“My question is about feminism and this idea that it’s stupid to be seductive,” Miuccia Prada said backstage after her show in Milan on Feb. 23. “Is it right or wrong for a woman to be seductive? Is seduction something that was invented by us or by society? Is it horrible?”
These questions were the animating force behind her beautiful new collection. Prada has been an outspoken feminist since the 1960s, and received a PhD in political science before later getting into the family business of selling luxury leather goods—and then of course launching her now-global fashion brand. Her show grappled with what an educated feminist is to make of feathers, lingerie, and the other long-standing signifiers of seduction in fashion. The subtext was the question of whether society or nature is to blame for the importance we place on a woman being sexually attractive.
Prada didn’t set out to offer clear answers, but rather channeled the inquiry into stunning designs loaded with those seductive tools and references to different views of femininity. The result was like a tour of decades-worth of women’s internal conflicts about being strong feminists and physically desirable at the same time.
Among the details were those aforementioned feathers and lingerie. Prints based on old 1970s-esque movie posters featuring sexy starlets also appeared on several items—and some of the posters themselves lined the show space.

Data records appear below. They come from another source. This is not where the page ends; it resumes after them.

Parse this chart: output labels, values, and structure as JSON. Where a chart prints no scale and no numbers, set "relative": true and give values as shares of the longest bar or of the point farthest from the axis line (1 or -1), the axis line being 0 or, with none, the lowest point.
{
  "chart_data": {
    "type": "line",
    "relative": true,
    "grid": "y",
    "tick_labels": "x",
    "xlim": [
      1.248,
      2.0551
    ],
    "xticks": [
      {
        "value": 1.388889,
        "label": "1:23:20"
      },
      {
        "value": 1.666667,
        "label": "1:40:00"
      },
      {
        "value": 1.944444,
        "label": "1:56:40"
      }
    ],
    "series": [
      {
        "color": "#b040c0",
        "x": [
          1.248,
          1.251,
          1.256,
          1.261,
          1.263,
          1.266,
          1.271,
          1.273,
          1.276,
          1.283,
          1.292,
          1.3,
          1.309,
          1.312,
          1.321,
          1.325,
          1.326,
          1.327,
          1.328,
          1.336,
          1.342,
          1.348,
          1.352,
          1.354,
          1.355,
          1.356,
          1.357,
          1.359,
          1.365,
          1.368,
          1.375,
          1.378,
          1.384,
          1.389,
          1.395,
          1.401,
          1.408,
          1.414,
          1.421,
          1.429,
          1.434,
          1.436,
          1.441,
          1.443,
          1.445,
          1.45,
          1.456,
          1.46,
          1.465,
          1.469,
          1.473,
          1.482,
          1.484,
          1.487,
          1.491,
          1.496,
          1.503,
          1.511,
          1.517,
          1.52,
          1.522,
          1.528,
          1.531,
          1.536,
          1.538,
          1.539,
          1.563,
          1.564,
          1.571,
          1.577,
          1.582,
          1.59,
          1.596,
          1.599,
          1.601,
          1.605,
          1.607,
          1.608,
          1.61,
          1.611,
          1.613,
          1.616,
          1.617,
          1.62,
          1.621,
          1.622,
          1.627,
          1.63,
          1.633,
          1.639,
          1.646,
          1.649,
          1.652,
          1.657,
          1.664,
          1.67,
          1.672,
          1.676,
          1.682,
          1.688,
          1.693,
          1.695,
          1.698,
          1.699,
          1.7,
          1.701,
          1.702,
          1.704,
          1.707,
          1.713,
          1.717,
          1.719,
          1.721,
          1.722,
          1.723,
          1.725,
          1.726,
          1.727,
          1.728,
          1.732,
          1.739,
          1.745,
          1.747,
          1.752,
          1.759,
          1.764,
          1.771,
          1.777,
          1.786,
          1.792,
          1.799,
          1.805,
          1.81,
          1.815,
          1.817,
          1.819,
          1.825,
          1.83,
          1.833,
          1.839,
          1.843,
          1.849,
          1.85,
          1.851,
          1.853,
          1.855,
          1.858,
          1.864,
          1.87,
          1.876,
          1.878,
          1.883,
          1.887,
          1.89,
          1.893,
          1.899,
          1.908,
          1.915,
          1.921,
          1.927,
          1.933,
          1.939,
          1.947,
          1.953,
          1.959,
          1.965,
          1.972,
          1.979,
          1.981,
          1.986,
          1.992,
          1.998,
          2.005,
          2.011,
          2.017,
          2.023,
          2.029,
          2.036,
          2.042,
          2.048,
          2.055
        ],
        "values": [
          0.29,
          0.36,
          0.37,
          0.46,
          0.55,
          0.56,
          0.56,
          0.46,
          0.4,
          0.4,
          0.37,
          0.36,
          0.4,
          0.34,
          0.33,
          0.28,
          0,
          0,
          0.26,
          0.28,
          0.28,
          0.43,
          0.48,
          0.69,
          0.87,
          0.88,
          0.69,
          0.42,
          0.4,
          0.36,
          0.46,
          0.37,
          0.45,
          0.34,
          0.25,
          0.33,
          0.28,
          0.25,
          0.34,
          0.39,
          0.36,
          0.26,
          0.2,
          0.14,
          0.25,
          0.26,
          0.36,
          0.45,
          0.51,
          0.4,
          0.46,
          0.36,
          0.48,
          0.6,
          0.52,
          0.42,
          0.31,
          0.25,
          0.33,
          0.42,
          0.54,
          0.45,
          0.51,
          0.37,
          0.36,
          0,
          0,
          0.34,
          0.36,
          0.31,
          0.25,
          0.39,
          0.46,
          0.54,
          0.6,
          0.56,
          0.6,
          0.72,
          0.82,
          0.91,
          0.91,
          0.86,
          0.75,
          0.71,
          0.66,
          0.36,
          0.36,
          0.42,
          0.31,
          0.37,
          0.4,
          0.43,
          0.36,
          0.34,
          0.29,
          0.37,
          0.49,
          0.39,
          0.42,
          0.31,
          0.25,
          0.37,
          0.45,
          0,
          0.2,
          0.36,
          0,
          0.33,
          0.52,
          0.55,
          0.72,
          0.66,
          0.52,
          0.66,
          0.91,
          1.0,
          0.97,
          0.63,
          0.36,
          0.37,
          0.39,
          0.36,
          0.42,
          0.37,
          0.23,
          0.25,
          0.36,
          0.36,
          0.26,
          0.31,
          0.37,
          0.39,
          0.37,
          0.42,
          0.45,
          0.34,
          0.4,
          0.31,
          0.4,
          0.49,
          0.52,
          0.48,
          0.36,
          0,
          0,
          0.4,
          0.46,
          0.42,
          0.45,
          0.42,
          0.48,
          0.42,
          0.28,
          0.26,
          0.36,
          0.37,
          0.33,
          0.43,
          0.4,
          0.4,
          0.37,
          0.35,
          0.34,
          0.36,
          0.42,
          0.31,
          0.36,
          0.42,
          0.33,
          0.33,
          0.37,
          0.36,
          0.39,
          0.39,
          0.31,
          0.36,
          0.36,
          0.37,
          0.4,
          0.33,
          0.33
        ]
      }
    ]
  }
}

Knitwear, which Prada called “a symbol of women in the home but also of feminism,” was abundant. In the years following World War I, knits freed women from the constrictive, formal garments of earlier eras, and later morphed into the uniform of the mid-century housewife. Knit bra-tops revealing a good deal of skin mixed these reference points with the sexuality Prada was pondering.
Prada has acknowledged she’s had an uneasy relationship with fashion for years because of her feminism. It’s an industry focused largely on appearance, and feeds into the idea that there’s a narrow lane in which a woman must stay if she wants to be seen as seductive. Prada herself has arguably contributed to the stereotyping, even as she’s designed clothes that rail against it. How many models has she cast over the years that don’t match conventional standards of beauty?
Her goal with the latest line of clothes, she said, wasn’t to make any political statements, just to take in what was happening in the world around her. As critic Suzy Menkes points out at Vogue, many items could be easily separated from the collection and its context to find a home in a customer’s closet. The brand is still a business, after all.
But it’s just about impossible to separate feminism from politics today. Prada even repeated an anecdote she heard about the Women’s March in Washington, DC the day after US president Donald Trump’s inauguration: at least one older feminist there had marveled that after all these years, they’re still fighting.
“Forty, 50 years on and men still have the power, there’s much to do,” Prada said.